Abelcir, en plus de construire avec les systèmes traditionnels, a part sur l’architecture modulaire dont l’objectif dans une conception modulaire est d’obtenir un système structurel, flexible et connectible dans de multiples options, basé un ensemble de pièces avec des mesures égales ou proportionnelles, avec un processus constructif industrialisé qui rationnalise au maximum les couts exécution et contrôles de qualité beaucoup plus exhaustifs qu’assure l’efficience par son exécution en atelier, et que peut incorporer technologie chaque fois plus sophistiquée pour comportements autosuffisance énergétique et réductions dans le temps d’exécution sous 50%.
Une construction plus industrialisé et modulaire permettrait en outre de gérer d’une manière les de plus efficace résidus, la réintroduction de matériaux recyclés, et de penser un processus plus intégré de construction.

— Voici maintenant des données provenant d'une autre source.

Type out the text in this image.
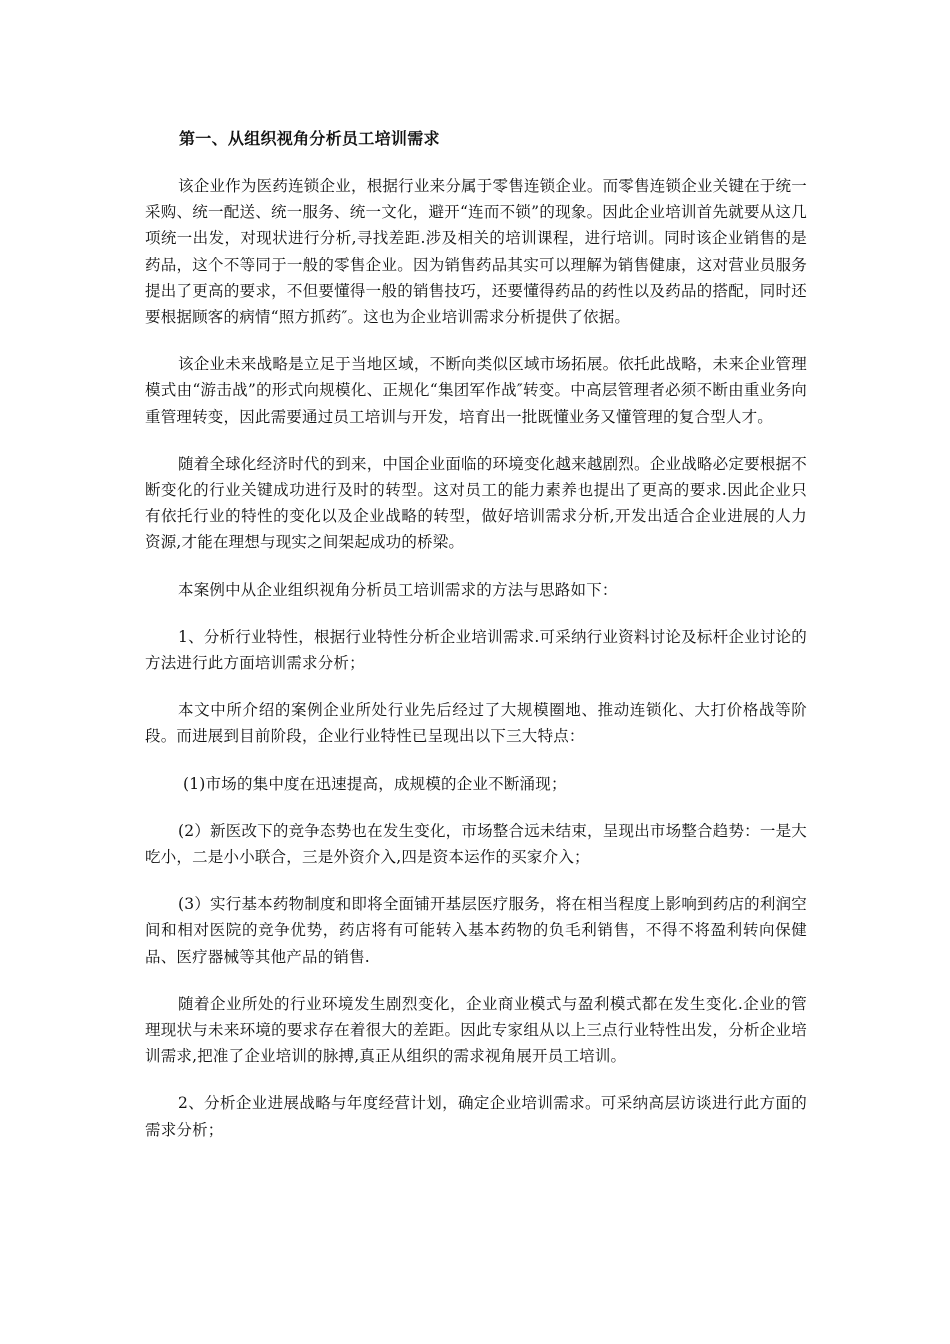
第一、从组织视角分析员工培训需求

该企业作为医药连锁企业，根据行业来分属于零售连锁企业。而零售连锁企业关键在于统一采购、统一配送、统一服务、统一文化，避开“连而不锁”的现象。因此企业培训首先就要从这几项统一出发，对现状进行分析,寻找差距.涉及相关的培训课程，进行培训。同时该企业销售的是药品，这个不等同于一般的零售企业。因为销售药品其实可以理解为销售健康，这对营业员服务提出了更高的要求，不但要懂得一般的销售技巧，还要懂得药品的药性以及药品的搭配，同时还要根据顾客的病情“照方抓药″。这也为企业培训需求分析提供了依据。

该企业未来战略是立足于当地区域，不断向类似区域市场拓展。依托此战略，未来企业管理模式由“游击战”的形式向规模化、正规化“集团军作战″转变。中高层管理者必须不断由重业务向重管理转变，因此需要通过员工培训与开发，培育出一批既懂业务又懂管理的复合型人才。

随着全球化经济时代的到来，中国企业面临的环境变化越来越剧烈。企业战略必定要根据不断变化的行业关键成功进行及时的转型。这对员工的能力素养也提出了更高的要求.因此企业只有依托行业的特性的变化以及企业战略的转型，做好培训需求分析,开发出适合企业进展的人力资源,才能在理想与现实之间架起成功的桥梁。

本案例中从企业组织视角分析员工培训需求的方法与思路如下：

1、分析行业特性，根据行业特性分析企业培训需求.可采纳行业资料讨论及标杆企业讨论的方法进行此方面培训需求分析；

本文中所介绍的案例企业所处行业先后经过了大规模圈地、推动连锁化、大打价格战等阶段。而进展到目前阶段，企业行业特性已呈现出以下三大特点：

(1)市场的集中度在迅速提高，成规模的企业不断涌现；

(2）新医改下的竞争态势也在发生变化，市场整合远未结束，呈现出市场整合趋势：一是大吃小，二是小小联合，三是外资介入,四是资本运作的买家介入；

(3）实行基本药物制度和即将全面铺开基层医疗服务，将在相当程度上影响到药店的利润空间和相对医院的竞争优势，药店将有可能转入基本药物的负毛利销售，不得不将盈利转向保健品、医疗器械等其他产品的销售.

随着企业所处的行业环境发生剧烈变化，企业商业模式与盈利模式都在发生变化.企业的管理现状与未来环境的要求存在着很大的差距。因此专家组从以上三点行业特性出发，分析企业培训需求,把准了企业培训的脉搏,真正从组织的需求视角展开员工培训。

2、分析企业进展战略与年度经营计划，确定企业培训需求。可采纳高层访谈进行此方面的需求分析；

En révisant l’histoire contemporaine récente de l’architecture modulaire, nous trouvons des antécédents historiques de conceptions comme la Maison de Verre de Pierre Chareau, la Maison d’Aluminium de Jean Prouvé, la Farnsworth House de Mies vont der Rohe, le logement des Earnes, New Canaan de Philip Johnson, la Dimaxion de Buckminster Fuller, les Yankee Barn Homes d’E. Haslin, ou Suis marié par Study de Marcel Breuer.
Toutes sont entrées dans l’histoire de l’architecture par leur innovation ; mais toutefois dans le XXI nous avons encore en suspens le défi de produire une véritable industrie de la construction, qu’il fait le saut de construire fabriquer, en apportant une grande efficience dans tous les niveaux.
Fabriquer signifie répéter des processus et apprendre d’eux, prouver et comparer, enregistrer ces améliorations et retourner elles à introduire dans la chaine de valeur d’un projet architectonique. Ceci est de reconnaitre l’importance de l’I+D+I, et de le faire est requis un concept industriel clef : la modularité.